Clinical trials to investigate the efficacy of mesenchymal stem cells in the treatment of disorders are now underway, with a focus on autoimmune diseases, graft versus host disease, Crohn's disease, multiple sclerosis, systemic lupus erythematosus, and systemic sclerosis. As of 2014, no high-quality clinical research offers proof of effectiveness, and the study techniques are riddled with inconsistencies and flaws.

Other diseases

Many early therapeutic successes with intravenous transplantation were in systemic disorders including graft versus host disease and sepsis.
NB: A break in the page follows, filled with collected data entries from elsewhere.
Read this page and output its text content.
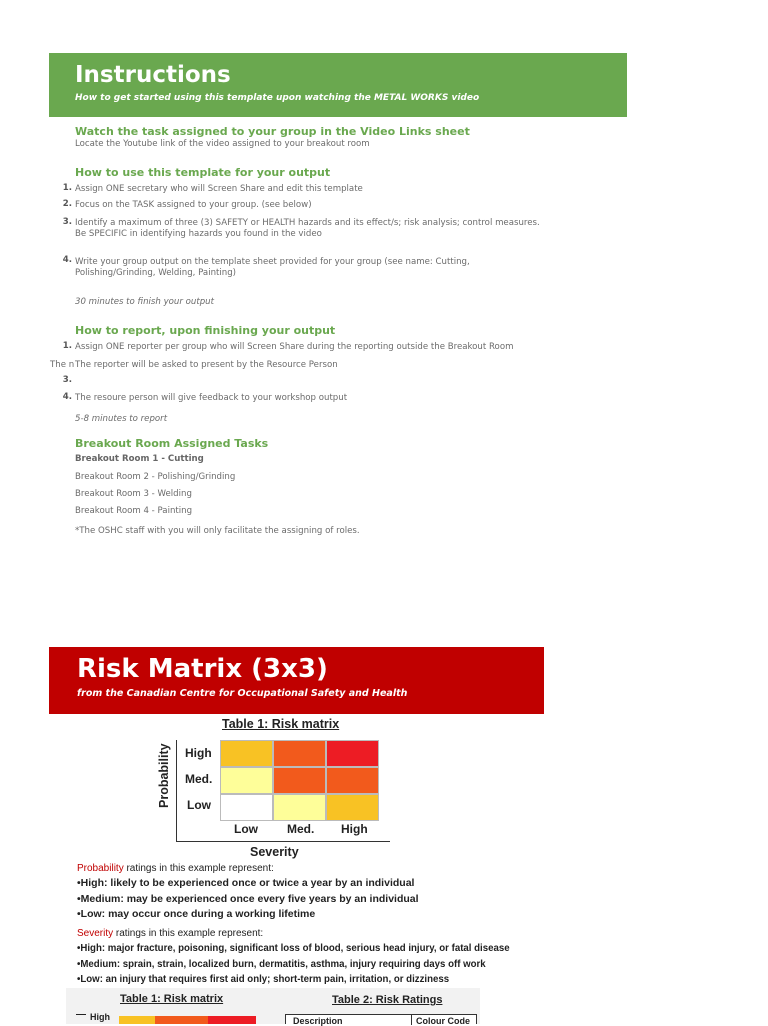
Instructions
How to get started using this template upon watching the METAL WORKS video
Watch the task assigned to your group in the Video Links sheet
Locate the Youtube link of the video assigned to your breakout room
How to use this template for your output
1. Assign ONE secretary who will Screen Share and edit this template
2. Focus on the TASK assigned to your group. (see below)
3. Identify a maximum of three (3) SAFETY or HEALTH hazards and its effect/s; risk analysis; control measures.
Be SPECIFIC in identifying hazards you found in the video
4. Write your group output on the template sheet provided for your group (see name: Cutting,
Polishing/Grinding, Welding, Painting)
30 minutes to finish your output
How to report, upon finishing your output
1. Assign ONE reporter per group who will Screen Share during the reporting outside the Breakout Room
The n The reporter will be asked to present by the Resource Person
3.
4. The resoure person will give feedback to your workshop output
5-8 minutes to report
Breakout Room Assigned Tasks
Breakout Room 1 - Cutting
Breakout Room 2 - Polishing/Grinding
Breakout Room 3 - Welding
Breakout Room 4 - Painting
*The OSHC staff with you will only facilitate the assigning of roles.
Risk Matrix (3x3)
from the Canadian Centre for Occupational Safety and Health
Table 1: Risk matrix
Probability High
Med.
Low
Low Med. High
Severity
Probability ratings in this example represent:
•High: likely to be experienced once or twice a year by an individual
•Medium: may be experienced once every five years by an individual
•Low: may occur once during a working lifetime
Severity ratings in this example represent:
•High: major fracture, poisoning, significant loss of blood, serious head injury, or fatal disease
•Medium: sprain, strain, localized burn, dermatitis, asthma, injury requiring days off work
•Low: an injury that requires first aid only; short-term pain, irritation, or dizziness
Table 1: Risk matrix	Table 2: Risk Ratings
High	Description	Colour Code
Because vascular delivery suffers from a "pulmonary first pass effect," when intravenous infused cells are sequestered in the lungs, direct injection or implantation of cells into a region in need of repair may be the preferable form of treatment.

Intravenous MSC Therapy

Intravenous infusion of MSCs is the simplest and most practical form of administration since it only needs peripheral venous access; nonetheless, the cells must travel via the pulmonary circulation to reach the heart, where cell entrapment is a problem. Intravenous infusion of MSCs was performed 15 minutes after blockage of the left anterior descending (LAD) coronary artery in pigs randomized to vehicle or different dosages of allogeneic BM-MSCs.

At 12 weeks after MI, LV ventriculography revealed no difference in EF between MSC-treated and placebo-treated rats. When MSC-treated animals were compared to placebo, pressure-volume loop analysis revealed a substantial improvement in the end-systolic pressure-volume relationship and preload recruitable stroke work. In MSC-treated rats, histological examination of postmortem hearts revealed considerably higher density of von Willebrand factor-positive blood arteries and vascular endothelial growth factor expression. Although steady-state coronary blood flow reserve was comparable across groups, adenosine-recruited coronary blood flow reserve was enhanced in MSC-treated rats.
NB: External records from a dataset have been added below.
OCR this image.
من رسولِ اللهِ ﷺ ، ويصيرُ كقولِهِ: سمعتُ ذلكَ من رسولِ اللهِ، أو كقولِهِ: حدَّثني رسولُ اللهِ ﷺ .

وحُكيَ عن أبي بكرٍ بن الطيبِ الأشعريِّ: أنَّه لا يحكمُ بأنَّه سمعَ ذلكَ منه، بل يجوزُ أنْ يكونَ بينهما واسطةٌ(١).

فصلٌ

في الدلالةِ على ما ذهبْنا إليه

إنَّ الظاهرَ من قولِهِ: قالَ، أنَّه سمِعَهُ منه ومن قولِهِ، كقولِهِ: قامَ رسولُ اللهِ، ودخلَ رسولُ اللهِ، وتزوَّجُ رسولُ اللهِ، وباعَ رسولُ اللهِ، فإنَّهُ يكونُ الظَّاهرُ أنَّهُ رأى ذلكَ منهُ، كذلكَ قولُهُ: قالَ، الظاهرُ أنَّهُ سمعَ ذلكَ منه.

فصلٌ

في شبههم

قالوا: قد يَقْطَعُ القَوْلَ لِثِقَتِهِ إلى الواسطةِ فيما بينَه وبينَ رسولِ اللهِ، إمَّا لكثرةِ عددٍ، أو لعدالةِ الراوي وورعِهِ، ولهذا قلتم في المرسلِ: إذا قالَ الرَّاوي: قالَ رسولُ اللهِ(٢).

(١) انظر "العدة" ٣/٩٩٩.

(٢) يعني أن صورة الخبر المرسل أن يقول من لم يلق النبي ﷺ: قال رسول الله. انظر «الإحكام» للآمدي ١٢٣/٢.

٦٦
The hemodynamic and electrophysiological effects of intravenous infusion of allogeneic MSCs were examined in a pig model of acute MI. EF improved and less eccentric hypertrophy was seen in MSC-treated mice at 3-month follow-up than in placebo-treated animals using transthoracic echocardiography. 

Electrophysiological investigations 3 months after MI revealed that MSC-treated rats had shorter epicardial effective refractory periods compared to placebo. Shorter effective refractory periods can cause ventricular tachycardia, raising the notion that MSCs might cause proarrhythmic remodeling.
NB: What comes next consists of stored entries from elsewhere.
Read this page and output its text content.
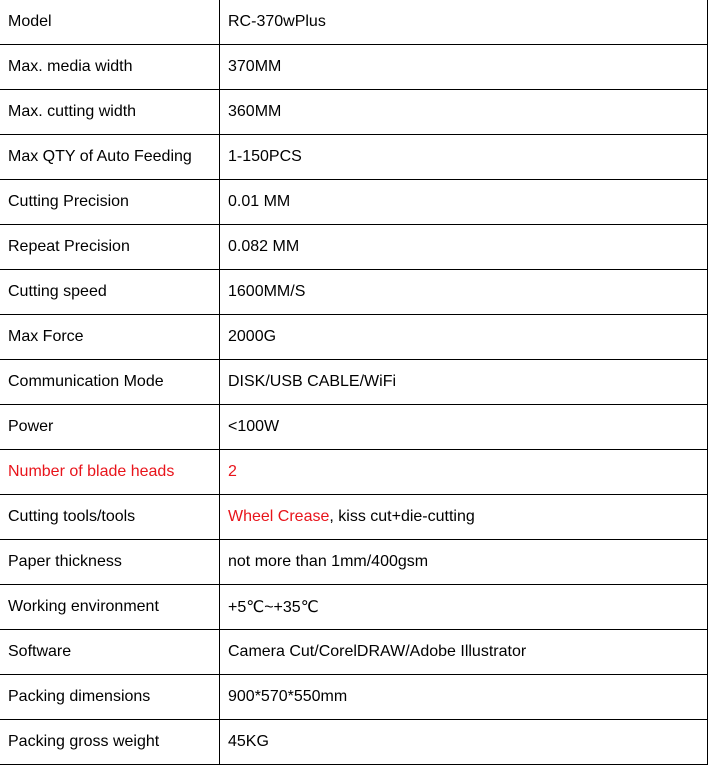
Model	RC-370wPlus
Max. media width	370MM
Max. cutting width	360MM
Max QTY of Auto Feeding	1-150PCS
Cutting Precision	0.01 MM
Repeat Precision	0.082 MM
Cutting speed	1600MM/S
Max Force	2000G
Communication Mode	DISK/USB CABLE/WiFi
Power	<100W
Number of blade heads	2
Cutting tools/tools	Wheel Crease, kiss cut+die-cutting
Paper thickness	not more than 1mm/400gsm
Working environment	+5℃~+35℃
Software	Camera Cut/CorelDRAW/Adobe Illustrator
Packing dimensions	900*570*550mm
Packing gross weight	45KG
The future: activating stem cells in their native environment?

Yes, perhaps. The presence of MSCs in vascularized organs indicates the availability of a reservoir of potentially therapeutic regenerating units throughout the body. This suggests that treatment techniques might be used to 'recruit' or enhance the regeneration ability of local MSCs following damage. Adult stem cell 'activation' is known to be regulated in part by neighboring cells; manipulation of this communication via local infiltration of growth factors or molecules integral to this interaction may represent such an approach, with the ultimate goal being the manipulation and activation of the regenerative potential of both local stem cells and those recruited from distant sites.

Because MSCs are common in vascular tissues, regulated activation of their potential would provide an alternative to purification and transplanting in circumstances when the original structural context is sufficiently intact to allow healing. MSC stimulation in situ might be used to speed healing and allow for an early return to function following a variety of musculoskeletal ailments.

Other possible uses of activating resident MSCs include the therapy of osteoporosis and muscular dystrophies in cases where local administration of MSCs is impractical. To summarize, regulated stimulation of MSCs in their natural environment will be a significant future therapeutic technique.

Conclusion 

Mesenchymal stem cells are adult stem cells obtained from various sources that have the ability to develop into numerous types of cells. These sources include bone marrow, fat (adipose tissue), umbilical cord tissue, and amniotic fluid. Future research should look at the role of MSCs in disease differentiation, transplantation, and immune response.